A few notes on a dream.


I should preface this by saying I have a sleep addiction. For a period when I was growing up, I would regularly sleep the morning away, wrapped up in complex, vivid, sensational dreams.  My late grandmother was in my dream this morning, for a third day in a row. As were kittens, flying and of course, my love. This dream started en media res – that is, I did not dream about conceiving the dream, although I was very much aware of my role as director. Because the dream is fleeting as I sit here eyes open in the sunlight, I cannot be as precise as I would like to be (in fact, towards the end of the dream, I dreamt I was telling my mother about the dream in such articulate detail) but I proceed anyway because the whole thing was so fantastic and so real feeling. There were a bunch of young, good-looking people, dressed in some version of Edwardian attire (some with feathery bonnets) who met for lunch parties, in the hull of shipwrecks and in modern (21st-century life) by traversing the planet, mostly in flight (though those who did not have a strong enough will to fly would plummet, albeit at a braked speed, though heart escalating with the rise in velocity, into the water, and would not die but would have to swim the length of the distance to the next terrain.

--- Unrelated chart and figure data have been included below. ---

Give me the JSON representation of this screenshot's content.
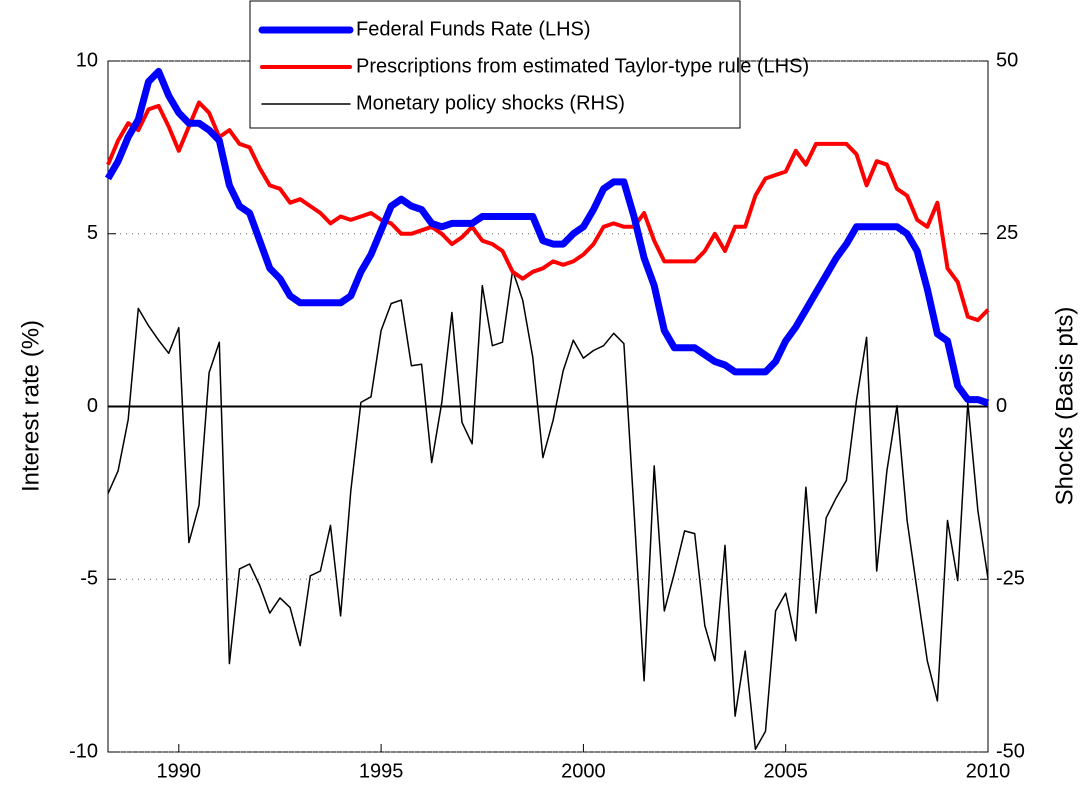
{
  "chart_data": {
    "type": "line",
    "y_label": "Interest rate (%)",
    "y2_label": "Shocks (Basis pts)",
    "xlim": [
      1988.25,
      2010
    ],
    "xticks": [
      1990,
      1995,
      2000,
      2005,
      2010
    ],
    "ylim": [
      -10,
      10
    ],
    "yticks": [
      -10,
      -5,
      0,
      5,
      10
    ],
    "y2lim": [
      -50,
      50
    ],
    "y2ticks": [
      -50,
      -25,
      0,
      25,
      50
    ],
    "grid": true,
    "legend": "top",
    "x": [
      1988.25,
      1988.5,
      1988.75,
      1989,
      1989.25,
      1989.5,
      1989.75,
      1990,
      1990.25,
      1990.5,
      1990.75,
      1991,
      1991.25,
      1991.5,
      1991.75,
      1992,
      1992.25,
      1992.5,
      1992.75,
      1993,
      1993.25,
      1993.5,
      1993.75,
      1994,
      1994.25,
      1994.5,
      1994.75,
      1995,
      1995.25,
      1995.5,
      1995.75,
      1996,
      1996.25,
      1996.5,
      1996.75,
      1997,
      1997.25,
      1997.5,
      1997.75,
      1998,
      1998.25,
      1998.5,
      1998.75,
      1999,
      1999.25,
      1999.5,
      1999.75,
      2000,
      2000.25,
      2000.5,
      2000.75,
      2001,
      2001.25,
      2001.5,
      2001.75,
      2002,
      2002.25,
      2002.5,
      2002.75,
      2003,
      2003.25,
      2003.5,
      2003.75,
      2004,
      2004.25,
      2004.5,
      2004.75,
      2005,
      2005.25,
      2005.5,
      2005.75,
      2006,
      2006.25,
      2006.5,
      2006.75,
      2007,
      2007.25,
      2007.5,
      2007.75,
      2008,
      2008.25,
      2008.5,
      2008.75,
      2009,
      2009.25,
      2009.5,
      2009.75,
      2010
    ],
    "series": [
      {
        "name": "Federal Funds Rate (LHS)",
        "color": "#0000ff",
        "width": 7,
        "values": [
          6.6,
          7.1,
          7.8,
          8.3,
          9.4,
          9.7,
          9,
          8.5,
          8.2,
          8.2,
          8,
          7.7,
          6.4,
          5.8,
          5.6,
          4.8,
          4,
          3.7,
          3.2,
          3,
          3,
          3,
          3,
          3,
          3.2,
          3.9,
          4.4,
          5.1,
          5.8,
          6,
          5.8,
          5.7,
          5.3,
          5.2,
          5.3,
          5.3,
          5.3,
          5.5,
          5.5,
          5.5,
          5.5,
          5.5,
          5.5,
          4.8,
          4.7,
          4.7,
          5,
          5.2,
          5.7,
          6.3,
          6.5,
          6.5,
          5.5,
          4.3,
          3.5,
          2.2,
          1.7,
          1.7,
          1.7,
          1.5,
          1.3,
          1.2,
          1,
          1,
          1,
          1,
          1.3,
          1.9,
          2.3,
          2.8,
          3.3,
          3.8,
          4.3,
          4.7,
          5.2,
          5.2,
          5.2,
          5.2,
          5.2,
          5,
          4.5,
          3.4,
          2.1,
          1.9,
          0.6,
          0.2,
          0.2,
          0.1
        ]
      },
      {
        "name": "Prescriptions from estimated Taylor-type rule (LHS)",
        "color": "#ff0000",
        "width": 4,
        "values": [
          7,
          7.7,
          8.2,
          8,
          8.6,
          8.7,
          8.1,
          7.4,
          8.1,
          8.8,
          8.5,
          7.8,
          8,
          7.6,
          7.5,
          6.9,
          6.4,
          6.3,
          5.9,
          6,
          5.8,
          5.6,
          5.3,
          5.5,
          5.4,
          5.5,
          5.6,
          5.4,
          5.3,
          5,
          5,
          5.1,
          5.2,
          5,
          4.7,
          4.9,
          5.2,
          4.8,
          4.7,
          4.5,
          3.9,
          3.7,
          3.9,
          4,
          4.2,
          4.1,
          4.2,
          4.4,
          4.7,
          5.2,
          5.3,
          5.2,
          5.2,
          5.6,
          4.8,
          4.2,
          4.2,
          4.2,
          4.2,
          4.5,
          5,
          4.5,
          5.2,
          5.2,
          6.1,
          6.6,
          6.7,
          6.8,
          7.4,
          7,
          7.6,
          7.6,
          7.6,
          7.6,
          7.3,
          6.4,
          7.1,
          7,
          6.3,
          6.1,
          5.4,
          5.2,
          5.9,
          4,
          3.6,
          2.6,
          2.5,
          2.8
        ]
      },
      {
        "name": "Monetary policy shocks (RHS)",
        "color": "#000000",
        "width": 1.5,
        "axis": "y2",
        "values": [
          -12.6,
          -9.3,
          -1.9,
          14.2,
          11.7,
          9.6,
          7.7,
          11.4,
          -19.7,
          -14.3,
          4.9,
          9.3,
          -37.2,
          -23.5,
          -22.8,
          -25.9,
          -29.9,
          -27.7,
          -29.1,
          -34.6,
          -24.5,
          -23.8,
          -17.2,
          -30.3,
          -12.2,
          0.6,
          1.4,
          11,
          14.9,
          15.4,
          5.9,
          6.1,
          -8.1,
          0.6,
          13.6,
          -2.3,
          -5.4,
          17.5,
          8.8,
          9.3,
          19.7,
          15.4,
          7.1,
          -7.4,
          -2,
          5.2,
          9.6,
          7,
          8.1,
          8.8,
          10.6,
          9.1,
          -15.1,
          -39.7,
          -8.6,
          -29.6,
          -24.1,
          -18,
          -18.4,
          -31.7,
          -36.8,
          -20.1,
          -44.8,
          -35.4,
          -49.6,
          -47,
          -29.6,
          -27,
          -33.9,
          -11.7,
          -29.9,
          -16.1,
          -13.2,
          -10.7,
          0.9,
          10,
          -23.8,
          -9.3,
          0.1,
          -16.5,
          -26.7,
          -36.8,
          -42.6,
          -16.5,
          -25.2,
          0.6,
          -15.1,
          -24.9
        ]
      }
    ]
  }
}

My first attempt at flying (because I, too, was in this dream, but not as a character, per se, but rather as myself the director, whose presence I could not see but only feel) landed me into the water, but gradually I learned to believe in my capacity to fly, or to walk across the water, and reach the other side without plunging in. The whole objective of this dream-life seemed to be meeting for lunches with friends and relatives in between cataclysmic natural disasters, which each of us, through the power of flight, could respond to. And this was the pattern of life.